Sorry for double-posting, but it just occured to me, that AMD actually did NOT say, Vega was designed with four geometry engines. Only that in Vega, four geometry engines could handle 11 polygons. Vega's physical implementation could have more than those 4, if they're trying and understate a characteristic for once. A little far-fetched, I know, but still possible.
The text of the slide says:
New Programmable Geometry Pipeline
Over 2X peak throughput per clock
The respective footnote (full):
Geometry throughput slide: Data based on AMD Engineering design of Vega. Radeon R9 Fury X has 4 geometry engines and a peak of 4 polygons per clock. Vega is designed to handle up to 11 polygons per clock with 4 geometry engines. This represents an increase of 2.6x. VG-3
Geometry engines are the fixed-function portion of a shader engine, and Vega 10's CU count has been apparently pinned at 64. The design norm would be to have 4 shader engines and 16 CUs each. That doesn't rule out AMD changing something, but if the pattern holds the next increment is a big jump to 8 shader engines, with a lower CU to fixed-function ratio than Polaris.

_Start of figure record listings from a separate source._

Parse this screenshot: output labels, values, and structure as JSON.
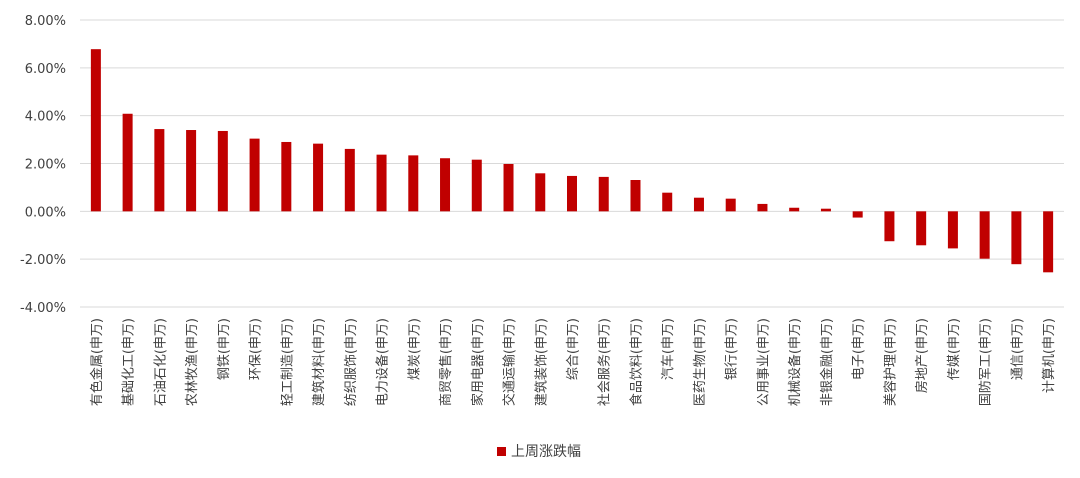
{
  "chart_data": {
    "type": "bar",
    "categories": [
      "有色金属(申万)",
      "基础化工(申万)",
      "石油石化(申万)",
      "农林牧渔(申万)",
      "钢铁(申万)",
      "环保(申万)",
      "轻工制造(申万)",
      "建筑材料(申万)",
      "纺织服饰(申万)",
      "电力设备(申万)",
      "煤炭(申万)",
      "商贸零售(申万)",
      "家用电器(申万)",
      "交通运输(申万)",
      "建筑装饰(申万)",
      "综合(申万)",
      "社会服务(申万)",
      "食品饮料(申万)",
      "汽车(申万)",
      "医药生物(申万)",
      "银行(申万)",
      "公用事业(申万)",
      "机械设备(申万)",
      "非银金融(申万)",
      "电子(申万)",
      "美容护理(申万)",
      "房地产(申万)",
      "传媒(申万)",
      "国防军工(申万)",
      "通信(申万)",
      "计算机(申万)"
    ],
    "series": [
      {
        "name": "上周涨跌幅",
        "color": "#C00000",
        "values": [
          6.78,
          4.08,
          3.44,
          3.4,
          3.36,
          3.04,
          2.9,
          2.83,
          2.61,
          2.37,
          2.34,
          2.22,
          2.16,
          1.98,
          1.59,
          1.48,
          1.44,
          1.31,
          0.78,
          0.57,
          0.53,
          0.31,
          0.15,
          0.11,
          -0.26,
          -1.25,
          -1.42,
          -1.55,
          -1.98,
          -2.21,
          -2.55
        ]
      }
    ],
    "y_tick_labels": [
      "8.00%",
      "6.00%",
      "4.00%",
      "2.00%",
      "0.00%",
      "-2.00%",
      "-4.00%"
    ],
    "ylim": [
      -4,
      8
    ],
    "grid": true,
    "legend_position": "bottom-center",
    "title": "",
    "xlabel": "",
    "ylabel": ""
  }
}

Rasterizer and ROP throughput would presumably jump by a similar magnitude.
The number of RBE clients now plugged into AMD's L2 is another item of concern, since there would have been less to worry about with that many ROPs back when they were incoherent and AMD didn't dare.
As notable as that would be, it would seemingly be contrary to the efficiency goals implied by the binning logic and probably belied by the emphasis on a clock increase. It would also be rather ironic if Vega is supposed to bring in features heralding the replacement of fixed-function primitive handling by having the highest ratio of dedicated hardware to programmable throughput in generations.

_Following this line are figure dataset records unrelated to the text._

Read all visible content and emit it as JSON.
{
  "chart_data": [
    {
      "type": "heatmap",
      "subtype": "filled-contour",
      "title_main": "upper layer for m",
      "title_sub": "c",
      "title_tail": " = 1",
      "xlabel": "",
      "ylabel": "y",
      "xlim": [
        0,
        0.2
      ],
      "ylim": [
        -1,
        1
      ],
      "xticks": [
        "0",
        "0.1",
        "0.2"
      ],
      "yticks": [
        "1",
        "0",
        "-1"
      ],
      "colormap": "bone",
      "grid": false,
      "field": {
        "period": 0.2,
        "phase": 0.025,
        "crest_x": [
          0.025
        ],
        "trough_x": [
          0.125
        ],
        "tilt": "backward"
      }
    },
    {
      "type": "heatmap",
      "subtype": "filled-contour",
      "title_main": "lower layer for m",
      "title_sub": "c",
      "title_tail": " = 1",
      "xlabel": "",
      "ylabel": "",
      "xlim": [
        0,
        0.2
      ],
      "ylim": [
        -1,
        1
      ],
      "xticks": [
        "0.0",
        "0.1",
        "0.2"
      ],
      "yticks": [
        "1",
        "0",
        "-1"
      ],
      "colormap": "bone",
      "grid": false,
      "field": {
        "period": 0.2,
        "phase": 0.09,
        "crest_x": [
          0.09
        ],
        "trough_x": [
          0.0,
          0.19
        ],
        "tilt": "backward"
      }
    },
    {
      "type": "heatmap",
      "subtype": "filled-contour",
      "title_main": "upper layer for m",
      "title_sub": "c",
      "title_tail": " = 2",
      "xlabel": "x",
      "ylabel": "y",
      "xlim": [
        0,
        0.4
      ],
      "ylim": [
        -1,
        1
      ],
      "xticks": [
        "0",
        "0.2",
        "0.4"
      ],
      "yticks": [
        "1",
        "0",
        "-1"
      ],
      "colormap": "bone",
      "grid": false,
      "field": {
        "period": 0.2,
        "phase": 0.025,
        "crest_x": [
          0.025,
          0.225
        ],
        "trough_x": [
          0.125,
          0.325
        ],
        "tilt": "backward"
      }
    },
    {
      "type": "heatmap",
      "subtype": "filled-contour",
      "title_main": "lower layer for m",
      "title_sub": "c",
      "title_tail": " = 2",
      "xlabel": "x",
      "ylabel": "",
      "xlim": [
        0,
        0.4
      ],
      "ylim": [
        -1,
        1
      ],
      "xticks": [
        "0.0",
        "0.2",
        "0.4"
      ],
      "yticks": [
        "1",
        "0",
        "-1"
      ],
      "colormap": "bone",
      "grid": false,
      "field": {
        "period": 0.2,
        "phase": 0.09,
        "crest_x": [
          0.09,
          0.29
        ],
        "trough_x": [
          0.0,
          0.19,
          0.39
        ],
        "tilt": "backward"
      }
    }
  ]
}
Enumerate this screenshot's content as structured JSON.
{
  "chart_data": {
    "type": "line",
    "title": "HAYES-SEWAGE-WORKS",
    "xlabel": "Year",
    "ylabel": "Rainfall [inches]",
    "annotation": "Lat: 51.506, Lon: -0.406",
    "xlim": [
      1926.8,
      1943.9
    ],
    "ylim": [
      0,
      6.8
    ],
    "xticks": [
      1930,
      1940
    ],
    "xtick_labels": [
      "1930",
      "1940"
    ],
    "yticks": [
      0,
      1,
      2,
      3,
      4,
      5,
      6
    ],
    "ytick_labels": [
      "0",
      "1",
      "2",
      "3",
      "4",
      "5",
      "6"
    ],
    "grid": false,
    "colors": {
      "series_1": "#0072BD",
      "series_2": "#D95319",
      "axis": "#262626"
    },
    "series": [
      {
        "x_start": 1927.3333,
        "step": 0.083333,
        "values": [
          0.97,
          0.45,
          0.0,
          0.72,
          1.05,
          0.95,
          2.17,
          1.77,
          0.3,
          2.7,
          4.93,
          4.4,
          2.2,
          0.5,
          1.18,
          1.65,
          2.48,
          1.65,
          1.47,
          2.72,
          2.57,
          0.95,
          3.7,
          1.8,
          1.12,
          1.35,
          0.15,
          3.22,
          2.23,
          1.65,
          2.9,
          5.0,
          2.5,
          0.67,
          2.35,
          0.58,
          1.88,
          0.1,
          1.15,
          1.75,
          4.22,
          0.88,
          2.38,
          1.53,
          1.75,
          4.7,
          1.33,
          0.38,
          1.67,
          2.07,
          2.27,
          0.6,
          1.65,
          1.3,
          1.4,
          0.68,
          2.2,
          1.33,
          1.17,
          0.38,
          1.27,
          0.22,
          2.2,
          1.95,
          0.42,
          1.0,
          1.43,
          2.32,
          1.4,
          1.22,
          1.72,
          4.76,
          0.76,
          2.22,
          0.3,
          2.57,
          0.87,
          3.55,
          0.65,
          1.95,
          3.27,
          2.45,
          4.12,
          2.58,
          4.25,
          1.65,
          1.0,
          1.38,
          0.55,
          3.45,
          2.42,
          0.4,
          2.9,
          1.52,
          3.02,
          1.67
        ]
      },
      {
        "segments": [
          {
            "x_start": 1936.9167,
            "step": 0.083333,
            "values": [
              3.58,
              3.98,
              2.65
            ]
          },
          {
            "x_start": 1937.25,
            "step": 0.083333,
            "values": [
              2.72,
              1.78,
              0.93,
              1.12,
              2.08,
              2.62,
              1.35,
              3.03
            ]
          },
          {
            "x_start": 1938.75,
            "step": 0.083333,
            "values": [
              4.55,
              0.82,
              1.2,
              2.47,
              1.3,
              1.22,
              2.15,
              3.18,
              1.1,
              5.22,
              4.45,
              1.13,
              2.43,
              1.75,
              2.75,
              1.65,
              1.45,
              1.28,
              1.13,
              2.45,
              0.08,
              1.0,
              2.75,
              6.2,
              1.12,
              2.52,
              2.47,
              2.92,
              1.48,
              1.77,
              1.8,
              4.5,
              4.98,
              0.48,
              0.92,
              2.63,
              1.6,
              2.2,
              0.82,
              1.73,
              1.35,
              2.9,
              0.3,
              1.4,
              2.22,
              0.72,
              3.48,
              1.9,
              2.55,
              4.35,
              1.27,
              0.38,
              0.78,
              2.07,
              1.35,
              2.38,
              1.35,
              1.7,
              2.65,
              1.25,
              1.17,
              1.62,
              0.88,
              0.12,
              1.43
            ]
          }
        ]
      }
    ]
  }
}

I'm open to being pleasantly surprised, but the conservative interpretation of the footnote is that Fury X has 4 geometry engines and a peak of 4 polygons, and Vega (non-specific, possibly speaking for whole Vega family) can go up to ("up to" is another way of saying "peak") 11 polygons per clock with 4 geometry engines. A >5x increase in any SKU of the Vega line would be something AMD would be sorely tempted to put into marketing.

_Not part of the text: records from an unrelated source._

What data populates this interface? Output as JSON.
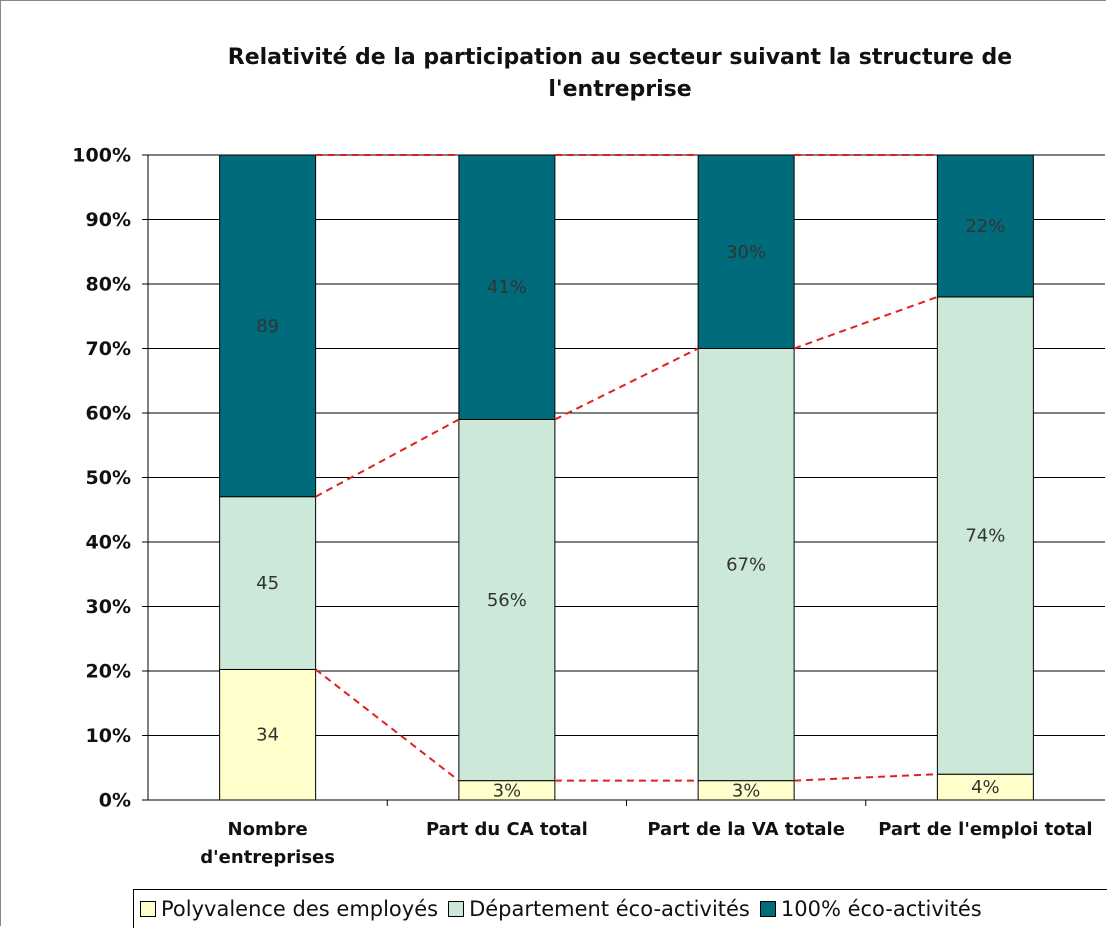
{
  "chart_data": {
    "type": "stacked_percent_bar",
    "title": "Relativité de la participation au secteur suivant la structure de l'entreprise",
    "categories": [
      "Nombre d'entreprises",
      "Part du CA total",
      "Part de la VA totale",
      "Part de l'emploi total"
    ],
    "series": [
      {
        "name": "Polyvalence des employés",
        "color": "#FFFFCC",
        "values": [
          34,
          3,
          3,
          4
        ],
        "value_labels": [
          "34",
          "3%",
          "3%",
          "4%"
        ]
      },
      {
        "name": "Département éco-activités",
        "color": "#CCE8D8",
        "values": [
          45,
          56,
          67,
          74
        ],
        "value_labels": [
          "45",
          "56%",
          "67%",
          "74%"
        ]
      },
      {
        "name": "100% éco-activités",
        "color": "#006B7A",
        "values": [
          89,
          41,
          30,
          22
        ],
        "value_labels": [
          "89",
          "41%",
          "30%",
          "22%"
        ]
      }
    ],
    "ylim": [
      0,
      100
    ],
    "yticks": [
      {
        "value": 0,
        "label": "0%"
      },
      {
        "value": 10,
        "label": "10%"
      },
      {
        "value": 20,
        "label": "20%"
      },
      {
        "value": 30,
        "label": "30%"
      },
      {
        "value": 40,
        "label": "40%"
      },
      {
        "value": 50,
        "label": "50%"
      },
      {
        "value": 60,
        "label": "60%"
      },
      {
        "value": 70,
        "label": "70%"
      },
      {
        "value": 80,
        "label": "80%"
      },
      {
        "value": 90,
        "label": "90%"
      },
      {
        "value": 100,
        "label": "100%"
      }
    ],
    "grid": true,
    "series_lines": true,
    "series_line_color": "#E02020",
    "legend": "bottom"
  }
}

I look forward to more information on the L2 and memory controller/interconnect. One interpretation of all of this is that the high bandwidth cache controller is where the Infinity Fabric is, which leaves the L2 less disrupted by not letting the fabric's throughput change the L2's traditionally higher internal bandwidth, particularly with geometry, compute, and pixel data paths hitting the L2. It doesn't seem to make too much sense for a consumer graphics discrete, but perhaps this is a hallmark of Vega's non-consumer ambitions.
Another question I have is the L2's slice structure and capacity. Fiji had 32 channels of HBM, and had memory synthetics that showed there was a general equivalence to Hawaii until access patterns found a way to exceed the on-die capabilities of the whole hierarchy, rather than finding any scaling of L2 capability with the higher channel count. That's almost as if the L2 cache was not distributed fully for 4 stacks of HBM. Vega's keeping to 2 stacks of HBM2 allows a Hawaii-type pairing of slices to channels, which might make for better utilization of memory bandwidth.